Амбруст включил приемник.
Они услышали последнюю строфу известной песенки об Англии.
— Ну, значит, о России не сообщалось, — быстро сказал Амбруст. — Вероятно, воздушный налет на Англию или потоплен какой-нибудь английский военный корабль.
— По-вашему, передавали не о России? — спросила Фрида.

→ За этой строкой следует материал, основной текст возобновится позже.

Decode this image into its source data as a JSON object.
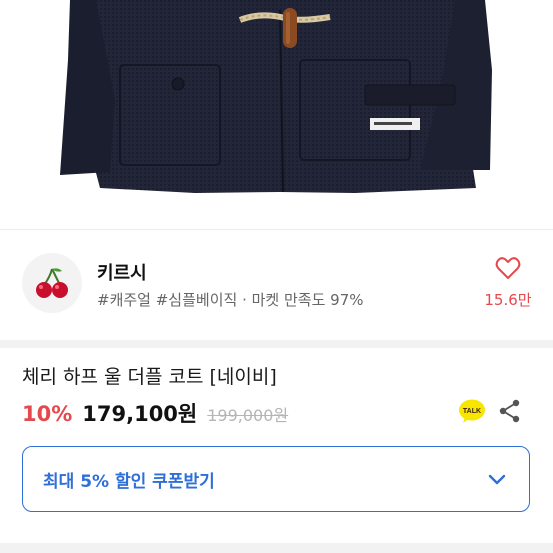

— Нет, нет, хотя это довольно-таки странно, — с расстановкой произнес Амбруст.
II
Людвиг Хардекопф получил от своего сына Герберта письмо из Смоленска со штемпелем полевой почты. Герберт писал из России, что он переведен из военизированных отрядов трудовой повинности в комендантскую роту. В ближайшее время его, вероятно, отправят на родину для обучения. Он изъявил желание стать летчиком.
Людвиг протянул письмо Гермине.
— Мальчик уже солдат. Летчиком стать захотел.
— Да, да, его год подошел, — сказала Гермина и прочла письмо, в котором сын ни единым словом не упоминал о ней.
— Призовут и Отто. Ведь трудовую повинность он уже отбывает.
— Что ж, каждый должен внести свою долю в общее дело, иначе мы не победим. — Она швырнула письмо на стол. — По-твоему, пусть русские в Германию придут, пожалуйста. Тебе это безразлично, я знаю.
— Ну, к чему ты опять завела эту волынку? — спросил он с упреком.
— Ты как был, так и остался социал-демократом, а им все равно, что бы ни случилось с их народом.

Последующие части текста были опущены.